None of these therapies would be available, Lee says without rigorous science behind it: "Facts come from good science. Facts will drive the development of new drugs, and that's what will help patients."

Chiuying "Cynthia" Kuk (they/them) MS, 34, third-year medical student at Michigan State University College of Human Medicine

Photo courtesy of Cynthia Kuk

Cynthia Kuk was just 10 years old when they had a conversation that would change their life forever.

"My mother, who worked as a translator for the government at the time, had been diagnosed with breast cancer, and after her chemotherapy treatments she would get really sick," Kuk, who uses they/them pronouns, recalls. "When I asked my dad why mom was puking so much, he said it was because of the medicine she was taking that would help her get better."

Kuk's response was immediate: "That's so stupid! Why would a medicine make you feel worse instead of better? When I'm older, I want to create medicine that won't make people sick like that."

Nine years later, Kuk traveled from their native Hong Kong to the United States to do exactly that. Kuk enrolled in a small, liberal arts college for their Bachelor's degree, and then four years later started a PhD program in cancer research. Although Kuk's mother was in remission from her cancer at the time, Kuk's goal was the same as it had been as a 10-year-old watching her suffer through chemotherapy: to design a better cancer treatment, and change the landscape of cancer research forever.

Since then, Kuk's mission has changed slightly.

"My mom's cancer relapsed in 2008, and she ended up passing away about five years after that," Kuk says. "After my mom died, I started having this sense of urgency. Cancer research is such that you work for twenty years, and at the end of it you might have a fancy medication that could help people, but I wanted to help people now." With their mother still at the forefront of their mind, Kuk decided to quit their PhD program and enter medical school.

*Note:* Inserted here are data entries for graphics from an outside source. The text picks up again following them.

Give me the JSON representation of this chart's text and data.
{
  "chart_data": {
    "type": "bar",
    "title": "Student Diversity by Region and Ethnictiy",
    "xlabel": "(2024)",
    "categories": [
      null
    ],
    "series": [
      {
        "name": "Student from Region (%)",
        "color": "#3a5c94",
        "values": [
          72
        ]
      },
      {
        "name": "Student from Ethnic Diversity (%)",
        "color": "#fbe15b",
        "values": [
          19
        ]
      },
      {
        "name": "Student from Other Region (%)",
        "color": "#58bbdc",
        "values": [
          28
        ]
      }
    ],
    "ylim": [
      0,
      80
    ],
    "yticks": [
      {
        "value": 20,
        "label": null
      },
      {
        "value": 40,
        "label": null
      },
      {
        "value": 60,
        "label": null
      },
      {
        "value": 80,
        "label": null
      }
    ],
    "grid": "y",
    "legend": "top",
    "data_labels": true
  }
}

Now, Kuk plans to pursue a career in emergency medicine – not only because they are drawn to the excitement of the emergency room, but because the ER is a place where the most marginalized people tend to seek care.

"I have a special interest in the LGBTQ+ population, as I identify as queer and nonbinary," says Kuk. "A lot of people in this community and other marginalized communities access care through the ER and also tend to avoid medical care since there is a history of mistreatment and judgement from healthcare workers. How you carry yourself as a doctor, your compassion, that can make a huge difference in someone's care."

In addition to making a difference in the lives of LGBTQ+ patients, Kuk wants to make a difference in the lives of patients with cancer as well, like their mother had.

"We've diagnosed patients in the Emergency Department with cancer before," Kuk says. "I can't make cancer good news but how you deliver bad news and the compassion you show could make a world of difference to that patient and their family."

During their training, Kuk advocates for patients by delivering compassionate and inclusive care, whether they happen to have cancer or not. In addition to emphasizing their patient's pronouns and chosen names, they ask for inclusive social and sexual histories as well as using gender neutral language. In doing this, they hope to make medicine as a whole more accessible for people who have been historically pushed aside.

"I'm just one person, and I can't force everyone to respect you, if you're marginalized," Kuk says. "But I do want to push for a culture where people appreciate others who are different from them."